Throughout the course we learn that the “man of the future”, or the posthuman, isn’t simply constructed on the simple equation man + technology. Throughout the course, Professor Sorgner slowly and carefully unveils the cornucopia of currents – philosophical, literary, ethical, and more – that form Posthuman Studies and its two biggest currents: Posthumanism and Transhumanism.
Interestingly enough, the posthuman state exists as two distinct projections in the differing visions of the two currents. For posthumanism, it is a more abstract concept based on the deconstruction of the dichotomies which have originated from the enlightenment project. On the other hand, for transhumanism, it is portrayed more as the next evolutionary step for mankind, where human and machine stop coexisting on parallel levels and start fusing into one comprehensive entity. In simpler terms, posthumanist theory concerns itself with ideologies, while transhumanist theory relies more on a materially oriented vision of the near future.
Professor Dr. Stefan Lorenz Sorgner is a German philosopher, bioethicist and metahumanist who has only recently begun teaching at John Cabot. He has a passion for Nietzsche and the philosophy of music and bears the title “metahumanist” proudly, as he derives it from his constant effort to bridge the two major opposing currents in posthuman studies. He is extremely passionate about his work and is always available to discuss and share his interests and ideas with students.
The course itself is structured through a constant back-and-forth debate between the students and the instructor, as he helps us while we wrestle with the concepts. Throughout the semester, we have the chance to consolidate our knowledge through a mid-term and a final paper structured as answers to a given issue, obviously pertinent to the course material.

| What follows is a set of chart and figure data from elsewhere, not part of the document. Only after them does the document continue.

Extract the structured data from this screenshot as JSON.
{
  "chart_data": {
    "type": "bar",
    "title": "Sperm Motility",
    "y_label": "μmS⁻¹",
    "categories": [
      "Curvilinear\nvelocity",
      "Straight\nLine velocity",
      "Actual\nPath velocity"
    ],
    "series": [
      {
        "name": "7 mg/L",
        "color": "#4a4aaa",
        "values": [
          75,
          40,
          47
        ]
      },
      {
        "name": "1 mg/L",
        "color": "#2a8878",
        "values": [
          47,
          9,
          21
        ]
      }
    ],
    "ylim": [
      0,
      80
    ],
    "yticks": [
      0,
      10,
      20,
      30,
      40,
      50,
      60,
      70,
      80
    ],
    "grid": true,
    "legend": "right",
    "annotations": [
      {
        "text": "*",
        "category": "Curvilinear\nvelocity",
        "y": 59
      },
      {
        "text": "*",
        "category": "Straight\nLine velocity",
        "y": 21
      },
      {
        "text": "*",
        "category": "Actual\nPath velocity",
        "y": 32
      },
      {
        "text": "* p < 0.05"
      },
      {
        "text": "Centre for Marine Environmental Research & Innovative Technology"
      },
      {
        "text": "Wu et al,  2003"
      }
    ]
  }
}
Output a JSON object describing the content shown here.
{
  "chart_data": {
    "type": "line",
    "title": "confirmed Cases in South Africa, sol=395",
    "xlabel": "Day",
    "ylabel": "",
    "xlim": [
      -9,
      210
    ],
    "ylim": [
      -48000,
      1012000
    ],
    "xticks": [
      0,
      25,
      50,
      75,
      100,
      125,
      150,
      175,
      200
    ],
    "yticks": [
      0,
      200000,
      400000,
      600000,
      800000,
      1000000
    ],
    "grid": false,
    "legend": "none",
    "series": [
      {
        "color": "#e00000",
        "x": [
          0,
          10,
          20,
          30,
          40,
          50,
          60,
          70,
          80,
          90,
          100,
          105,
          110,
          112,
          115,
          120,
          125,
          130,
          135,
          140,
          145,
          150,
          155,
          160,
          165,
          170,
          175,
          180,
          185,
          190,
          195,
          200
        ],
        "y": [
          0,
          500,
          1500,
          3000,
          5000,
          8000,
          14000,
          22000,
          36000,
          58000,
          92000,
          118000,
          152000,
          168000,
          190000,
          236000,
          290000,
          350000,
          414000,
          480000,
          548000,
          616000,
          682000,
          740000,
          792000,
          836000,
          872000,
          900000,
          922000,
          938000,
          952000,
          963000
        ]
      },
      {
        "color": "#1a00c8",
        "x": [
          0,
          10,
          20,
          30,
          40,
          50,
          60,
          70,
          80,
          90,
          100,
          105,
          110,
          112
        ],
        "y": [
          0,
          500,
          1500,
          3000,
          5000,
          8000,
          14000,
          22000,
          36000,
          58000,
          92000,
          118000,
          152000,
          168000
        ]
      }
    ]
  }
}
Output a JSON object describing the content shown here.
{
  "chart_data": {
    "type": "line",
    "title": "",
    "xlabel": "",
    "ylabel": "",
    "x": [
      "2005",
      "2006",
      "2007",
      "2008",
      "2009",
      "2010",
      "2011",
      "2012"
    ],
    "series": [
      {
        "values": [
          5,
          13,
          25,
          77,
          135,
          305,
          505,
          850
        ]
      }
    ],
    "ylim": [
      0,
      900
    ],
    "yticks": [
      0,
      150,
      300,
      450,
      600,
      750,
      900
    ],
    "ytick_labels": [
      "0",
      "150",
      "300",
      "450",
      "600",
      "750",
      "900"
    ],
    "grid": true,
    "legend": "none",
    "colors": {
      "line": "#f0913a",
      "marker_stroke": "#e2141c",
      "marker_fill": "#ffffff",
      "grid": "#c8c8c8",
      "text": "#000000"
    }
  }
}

Furthermore, we are also tasked with two short in-class presentations that aim to enforce the class discussion and, lastly, a final exam where all our knowledge and work will be put to the test.
I hope future students will share our enthusiasm for Sorgner’s eye-opening and mind-blowing course on the “philosophy of our future” and that many more will learn, just like we did, the great truth behind posthuman studies: that we have always been posthuman.